Well, something like that anyway. The point is that I expected the vehicle of Yoga
to take me somewhere specific. I hooked into the journey metaphor and expected to
get somewhere solid and final. Well, you would wouldn’t you?
The years that followed found me relentlessly pressing on. Sometimes against the
most remarkable odds, I’d persevere with this notion of journey. I met various teachers
and entered the spiritual marketplace. I read so many books my eyes hurt. I travelled
the world and got jetlag and mosquito bites from dusty ashrams. Throughout I continued
to valiantly struggle with my habits and my addictions not realising that self-perfection
was one of them.
It took three teacher trainings and a lot of grief before some pennies began to drop
their irresistible drop. It was all Yoga. I had to chew that one over for a while. I
don’t even know exactly where this mantra came from. I only know that it began to
dawn on me that there was no ‘Yoga’ as such, none anyway that could be defined by
form, chapter or verse. I have no idea what the ancient mystics and Yogis had in
mind. All I did realise is that I wasn’t in India anymore and my own cultural, social
and energetic landscape was rather different and relentlessly changing by the day. If
Yoga was going to be anything useful it had to engage with this total environment. It
had to show me a way of engaging with my world, inner and outer. And if my little
psychophysical structure was unique, idiosyncratic and quirky, then quite possibly
so was everyone else’s. Furthermore, I quite enjoyed being human and saw no reason
to change this into superhuman status. Above all, I’d be very lonely.

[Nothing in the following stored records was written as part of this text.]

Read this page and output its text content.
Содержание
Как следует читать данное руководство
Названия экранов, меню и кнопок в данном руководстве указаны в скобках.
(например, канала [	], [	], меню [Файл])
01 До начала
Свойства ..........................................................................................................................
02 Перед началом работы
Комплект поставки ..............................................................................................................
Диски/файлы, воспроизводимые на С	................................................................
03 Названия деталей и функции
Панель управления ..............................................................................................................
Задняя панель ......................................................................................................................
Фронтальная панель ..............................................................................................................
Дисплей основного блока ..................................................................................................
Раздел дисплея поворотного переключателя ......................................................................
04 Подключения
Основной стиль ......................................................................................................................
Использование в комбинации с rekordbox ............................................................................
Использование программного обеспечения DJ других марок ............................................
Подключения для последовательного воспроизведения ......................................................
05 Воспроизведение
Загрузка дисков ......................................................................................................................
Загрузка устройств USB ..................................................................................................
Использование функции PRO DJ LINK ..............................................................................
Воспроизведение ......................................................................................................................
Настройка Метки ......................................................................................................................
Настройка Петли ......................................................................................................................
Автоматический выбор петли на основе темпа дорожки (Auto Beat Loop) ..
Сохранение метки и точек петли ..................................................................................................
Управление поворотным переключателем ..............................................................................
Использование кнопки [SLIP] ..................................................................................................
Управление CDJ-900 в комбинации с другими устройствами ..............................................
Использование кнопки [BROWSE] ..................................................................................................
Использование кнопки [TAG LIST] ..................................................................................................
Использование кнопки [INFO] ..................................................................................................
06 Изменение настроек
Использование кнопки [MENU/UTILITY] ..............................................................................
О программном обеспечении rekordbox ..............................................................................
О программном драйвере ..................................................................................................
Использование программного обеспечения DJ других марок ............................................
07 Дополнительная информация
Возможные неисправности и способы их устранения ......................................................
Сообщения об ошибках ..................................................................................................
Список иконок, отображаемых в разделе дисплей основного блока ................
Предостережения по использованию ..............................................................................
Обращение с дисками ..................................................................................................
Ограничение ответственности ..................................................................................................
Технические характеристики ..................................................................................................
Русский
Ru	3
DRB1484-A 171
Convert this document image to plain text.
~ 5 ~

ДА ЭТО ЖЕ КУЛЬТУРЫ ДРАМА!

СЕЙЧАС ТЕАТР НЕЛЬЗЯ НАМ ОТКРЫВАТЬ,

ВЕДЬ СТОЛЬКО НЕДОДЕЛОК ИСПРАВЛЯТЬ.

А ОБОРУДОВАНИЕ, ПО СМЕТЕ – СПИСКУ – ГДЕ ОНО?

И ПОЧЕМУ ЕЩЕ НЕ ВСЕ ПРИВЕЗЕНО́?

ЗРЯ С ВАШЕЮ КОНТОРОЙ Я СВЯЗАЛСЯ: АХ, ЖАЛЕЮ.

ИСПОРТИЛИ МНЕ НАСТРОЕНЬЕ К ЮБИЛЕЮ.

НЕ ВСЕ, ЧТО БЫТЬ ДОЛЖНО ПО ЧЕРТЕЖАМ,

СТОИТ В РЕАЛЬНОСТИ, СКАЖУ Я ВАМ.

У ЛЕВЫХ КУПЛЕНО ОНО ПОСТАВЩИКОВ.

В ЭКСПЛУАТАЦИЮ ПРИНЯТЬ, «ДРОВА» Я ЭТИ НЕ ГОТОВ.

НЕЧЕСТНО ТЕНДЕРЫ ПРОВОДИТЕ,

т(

So Yoga became a way of process in a universe of process. Things were changing all
the time. There was precious little to hold on to. As I ventured away from my Yoga
books I heard whispers from modern science about how this was how the universe was
too. Everything was process and information. Time and space were relative at best,
imaginary even. These guys were speaking like yogis and there wasn’t a loin cloth
or a manual on Pranayama anywhere.
At last, things were coming together in true Yoga style. However, this coming together
was also process and in constant flux. There was nowhere to go because we were all
already here! Meanwhile back in my Yoga classes it started to make some sense. Having
put down aspiration I could actually see the people in front of me on their mats. And
in their struggles, conflicts, griefs and joys I could see a reflection of what I
suspected was going on in all those aforementioned gyms and church halls across our
land. People were coming to terms with their humanness in unique and really quite
imaginative ways and I loved them all for it. They were, in their own way, being
true, authentic and pure all at once. It was all rather beautiful. My search for
the real ‘Yoga’ was over.
I still don’t know the answer to the question; what is Yoga? If I ever find one
I think I’ll avert my eyes and walk on by. These days my lineage is the countless
numbers of people who have asked the question in response to those insistent enquiries
that life so relentlessly asks of us. Me? I’ve enjoyed it all; the tears and the
laughter; the epiphanies and the pulled muscles; the portals and the mosquito bites.